Subject: Re: duff pages in middle of file
To: Patrick Welche <prlw1@newn.cam.ac.uk>
From: Manuel Bouyer <bouyer@antioche.eu.org>
List: current-users
Date: 09/23/2003 22:12:49
On Tue, Sep 23, 2003 at 09:11:28AM +0100, Patrick Welche wrote:
> Can anyone think of a reason for exactly 0x400 contiguous bytes (0x1000-0x13ff)
> of a 1Gb file (1024^3 bytes) (postgresql database) to be replaced by a bit
> of my /var/mail/prlw1 (often mmapped by mutt)? It (i386) ran a 17 Sept kernel
> for a day, and 18 Sept ever since. I think the corruption happened on the
> 17th. The disk is
> 
> wd0 at pciide0 channel 0 drive 0: <Maxtor 7Y250P0>
> wd0: drive supports 16-sector PIO transfers, LBA48 addressing
> wd0: 233 GB, 486344 cyl, 16 head, 63 sec, 512 bytes/sect x 490234752 sectors
> wd0: 32-bit data port
> wd0: drive supports PIO mode 4, DMA mode 2, Ultra-DMA mode 6 (Ultra/133)
> wd0(pciide0:0:0): using PIO mode 4, Ultra-DMA mode 5 (Ultra/100) (using DMA data transfers)
> 
> I didn't see any real candidates in source-changes of 17/18th.. (Not SATA, no
> unionfs) It's ffs with softdeps. Is assuming "duff drive" an option?
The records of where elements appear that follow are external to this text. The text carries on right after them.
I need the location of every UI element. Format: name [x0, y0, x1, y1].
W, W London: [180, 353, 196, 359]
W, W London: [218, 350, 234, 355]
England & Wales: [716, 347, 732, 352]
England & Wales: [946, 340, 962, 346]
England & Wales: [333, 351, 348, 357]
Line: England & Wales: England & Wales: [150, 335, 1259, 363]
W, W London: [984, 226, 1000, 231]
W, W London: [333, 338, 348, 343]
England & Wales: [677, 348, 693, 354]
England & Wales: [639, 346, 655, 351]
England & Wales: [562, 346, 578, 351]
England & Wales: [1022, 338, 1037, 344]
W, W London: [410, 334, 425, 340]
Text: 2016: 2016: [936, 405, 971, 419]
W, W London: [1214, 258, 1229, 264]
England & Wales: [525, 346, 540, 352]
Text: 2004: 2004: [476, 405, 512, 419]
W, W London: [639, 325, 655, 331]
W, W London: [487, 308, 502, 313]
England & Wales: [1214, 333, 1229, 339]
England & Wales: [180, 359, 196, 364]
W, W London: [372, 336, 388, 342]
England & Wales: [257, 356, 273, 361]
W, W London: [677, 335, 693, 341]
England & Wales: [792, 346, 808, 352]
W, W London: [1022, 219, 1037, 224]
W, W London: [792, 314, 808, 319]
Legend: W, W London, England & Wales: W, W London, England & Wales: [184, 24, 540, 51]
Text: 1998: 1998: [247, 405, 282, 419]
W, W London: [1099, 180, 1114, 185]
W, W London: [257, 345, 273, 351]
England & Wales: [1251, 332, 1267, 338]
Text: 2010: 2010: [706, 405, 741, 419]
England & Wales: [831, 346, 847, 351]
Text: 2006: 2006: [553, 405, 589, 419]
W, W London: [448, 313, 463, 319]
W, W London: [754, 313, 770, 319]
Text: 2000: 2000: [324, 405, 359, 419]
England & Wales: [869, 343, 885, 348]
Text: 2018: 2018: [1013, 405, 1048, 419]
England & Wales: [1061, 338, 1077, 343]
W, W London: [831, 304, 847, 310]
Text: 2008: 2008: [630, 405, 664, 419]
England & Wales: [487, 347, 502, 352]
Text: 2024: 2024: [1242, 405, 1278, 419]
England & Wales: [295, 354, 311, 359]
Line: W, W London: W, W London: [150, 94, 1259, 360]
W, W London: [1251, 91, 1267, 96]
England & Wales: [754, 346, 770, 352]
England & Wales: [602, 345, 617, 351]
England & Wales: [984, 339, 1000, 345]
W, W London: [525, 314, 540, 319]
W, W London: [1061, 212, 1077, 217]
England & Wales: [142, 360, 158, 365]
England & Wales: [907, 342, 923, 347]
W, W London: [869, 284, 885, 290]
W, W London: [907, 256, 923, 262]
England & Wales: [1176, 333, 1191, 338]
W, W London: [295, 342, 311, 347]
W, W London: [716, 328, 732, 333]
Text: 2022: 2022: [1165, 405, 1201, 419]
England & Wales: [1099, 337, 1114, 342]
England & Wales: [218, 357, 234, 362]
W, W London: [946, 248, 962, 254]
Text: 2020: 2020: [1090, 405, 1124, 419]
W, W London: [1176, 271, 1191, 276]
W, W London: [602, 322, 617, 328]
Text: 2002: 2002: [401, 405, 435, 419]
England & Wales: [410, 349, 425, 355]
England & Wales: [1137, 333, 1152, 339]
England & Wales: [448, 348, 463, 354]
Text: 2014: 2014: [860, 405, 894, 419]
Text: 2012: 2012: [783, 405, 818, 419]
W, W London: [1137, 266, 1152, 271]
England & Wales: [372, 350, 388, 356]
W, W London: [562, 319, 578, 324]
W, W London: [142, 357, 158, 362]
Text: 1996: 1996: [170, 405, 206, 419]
I laso saw this 2 times on a NFS server, which runs mrtg local. I found
complete PNG mrtg images in other files. The mrtg db and the NFS exported
files are not on the same disk.

I also see, from times to times, complains from mrtg about syntax errors
in perl library files (I run mrtg from cron). I saw this on different boxes.
From the error message which quotes lines from the file, it's clear that
the data comes from another file, again not on the same disk.

So I suspect there's a problem where file data can get mixed between 2
files, one being read and the second written.


-- 
Manuel Bouyer <bouyer@antioche.eu.org>
     NetBSD: 24 ans d'experience feront toujours la difference
--